Live data is made available to client applications via TCP/IP connections;
therefore, the clients can run on the same machine as the datafeed parser
or different machine(s). Collected data is also stored into a historical
database.
The system has extremely good real-time performance; it copes easily with
a high-speed datafeed, even on machines that are small and slow by current
standards.
The data server code is intended to run on most Unix platforms.
See tree/doc/INSTALL for supported platforms. Client applications
can run on anything that supports TCP networking and NFS.
The code SSS released as open source includes the following
components:
TREE (Trade Research and Execution Environment) is the project name
SSS used for the trading support software. SSS chose to release the data server
and database components of the project as open source, because these
components needed more development effort than SSS could spare for them.
The SSS code base has been updated to support the following platforms
and datafeed:
See tree/README, tree/doc/ib.notes and tree/doc/TODO.
SSS has been using this code in-house for about five years, so the core
components are pretty thoroughly debugged and useful. The administrative
tools are fairly crude and could use a lot more effort --- for example,
enabling collection of a new futures series is not as simple as one could
wish. Better documentation is badly needed as well.
We expect that the initial thrust of open-source development will be on
smoothing out portability glitches (as the code is used on platforms we
haven't tried), interfacing to new datafeed services, and design of a
widely useful client-side interface library. (Our own client-side code
is tightly integrated into applications that we don't intend to release,
and probably wouldn't be very useful to other developers anyway.)
Further down the road, things that we hope to see developed in the
open-source project include:
A running TREE system contains the following components:
In typical usage of the system, client applications read historical data
(everything up through yesterday's close) directly from the permanent
database files. Activity since yesterday's close can be retrieved from
the tick holding area via a data server, and the server provides a smooth
transition into reading live ticks as the application runs in real time.
This combination of methods was chosen to ensure high performance for
back-testing of automated trading systems, which was one of the key
concerns at SSS. As long as the back-testing program is on the same machine
as the permanent data files --- which need not be where the data capture
process is running --- it will be able to read its input data at essentially
full disk speed. Lower-performance clients can access the permanent data
files from other machines via NFS mounting.
(SSS recognized that NFS access would not be a suitable answer for all
situations, so they expect that one of the high-priority tasks for the
open-source project would be to extend the data server daemon to support
retrieval of historical as well as current-day data. In that way, clients
will need only a TCP connection to the data server machine, not NFS access.

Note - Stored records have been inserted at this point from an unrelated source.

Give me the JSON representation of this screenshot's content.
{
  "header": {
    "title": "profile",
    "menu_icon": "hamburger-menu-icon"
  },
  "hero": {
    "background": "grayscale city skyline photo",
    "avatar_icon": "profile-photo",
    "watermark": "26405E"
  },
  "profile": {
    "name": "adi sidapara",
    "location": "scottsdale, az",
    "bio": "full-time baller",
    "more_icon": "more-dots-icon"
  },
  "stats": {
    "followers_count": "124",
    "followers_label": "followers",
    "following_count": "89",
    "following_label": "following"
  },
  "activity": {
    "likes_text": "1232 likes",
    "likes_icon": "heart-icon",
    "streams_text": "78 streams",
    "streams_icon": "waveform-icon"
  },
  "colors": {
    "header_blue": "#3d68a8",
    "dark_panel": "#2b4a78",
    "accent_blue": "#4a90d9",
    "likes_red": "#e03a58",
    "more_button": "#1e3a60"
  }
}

However, for typical in-house setups where the clients and servers are all
on the same LAN, the existing approach is probably preferable. In any case
one would want the access mechanism to be isolated inside a client-side access
library.)
The main data capture daemon expects to read all its input source(s)

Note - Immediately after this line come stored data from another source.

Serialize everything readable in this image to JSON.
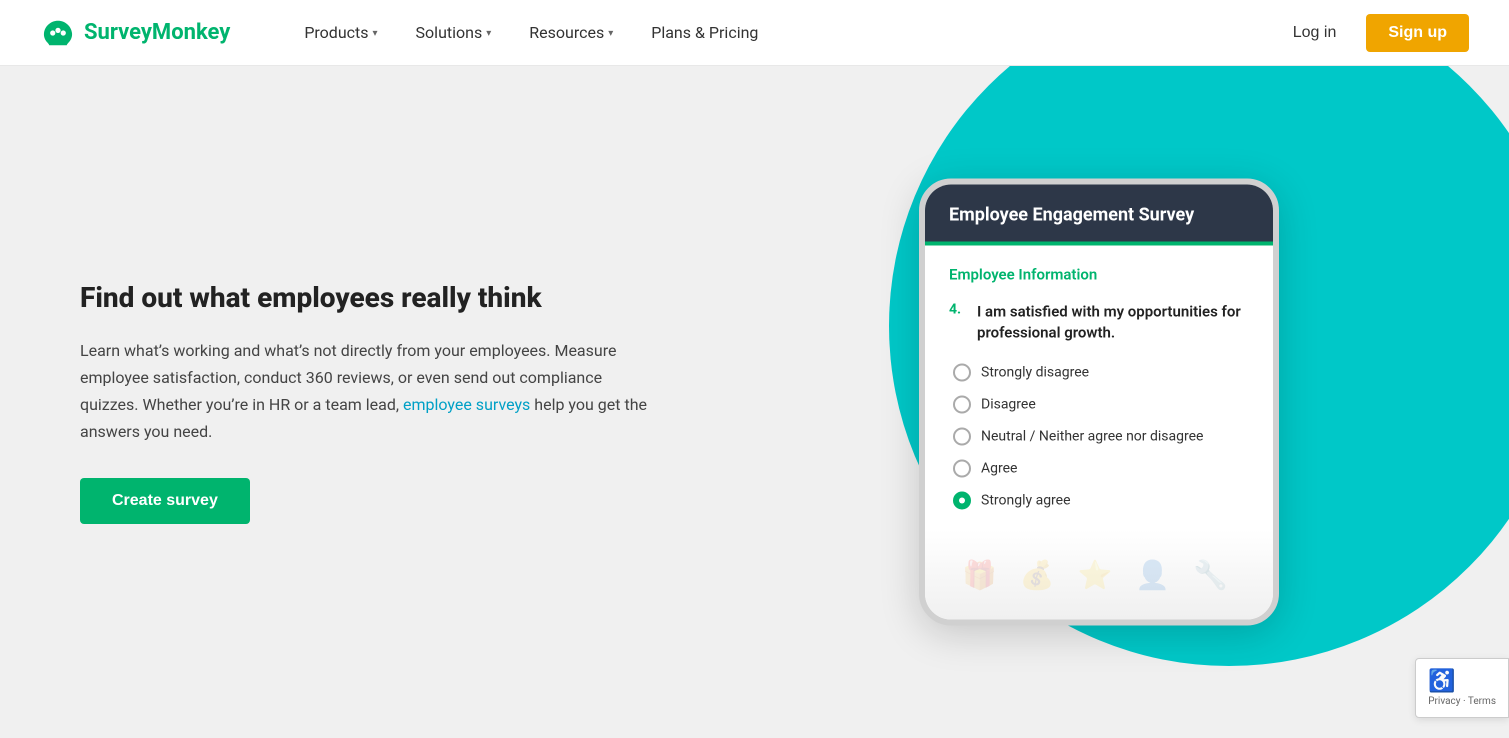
{
  "nav": {
    "logo_text": "SurveyMonkey",
    "items": [
      {
        "label": "Products",
        "has_chevron": true
      },
      {
        "label": "Solutions",
        "has_chevron": true
      },
      {
        "label": "Resources",
        "has_chevron": true
      },
      {
        "label": "Plans & Pricing",
        "has_chevron": false
      }
    ],
    "login_label": "Log in",
    "signup_label": "Sign up"
  },
  "hero": {
    "title": "Find out what employees really think",
    "description_1": "Learn what’s working and what’s not directly from your employees. Measure employee satisfaction, conduct 360 reviews, or even send out compliance quizzes. Whether you’re in HR or a team lead, ",
    "link_text": "employee surveys",
    "description_2": " help you get the answers you need.",
    "cta_label": "Create survey"
  },
  "survey_card": {
    "title": "Employee Engagement Survey",
    "section_label": "Employee Information",
    "question_number": "4.",
    "question_text": "I am satisfied with my opportunities for professional growth.",
    "options": [
      {
        "label": "Strongly disagree",
        "selected": false
      },
      {
        "label": "Disagree",
        "selected": false
      },
      {
        "label": "Neutral / Neither agree nor disagree",
        "selected": false
      },
      {
        "label": "Agree",
        "selected": false
      },
      {
        "label": "Strongly agree",
        "selected": true
      }
    ]
  },
  "recaptcha": {
    "line1": "Privacy • Terms",
    "icon": "♿"
  }
}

across TCP/IP connections. This assumption works fine with modern
datafeed arrangements such as Interactive Brokers TWS API,
S&P Comstock's "CSP" datafeed handler, etc.
and should pose no problem for Internet-based feed delivery arrangements
either. For legacy setups where the datafeed is provided via a serial
port or similar hardware, we recommend installing an additional data
capture process that reads the data port, buffers data (at least a few
seconds' worth), and transmits it to the main capture daemon. By running
this data capture process at higher-than-normal priority, loss of data
can be avoided without having to worry about ensuring hard-real-time
response in the main capture daemon.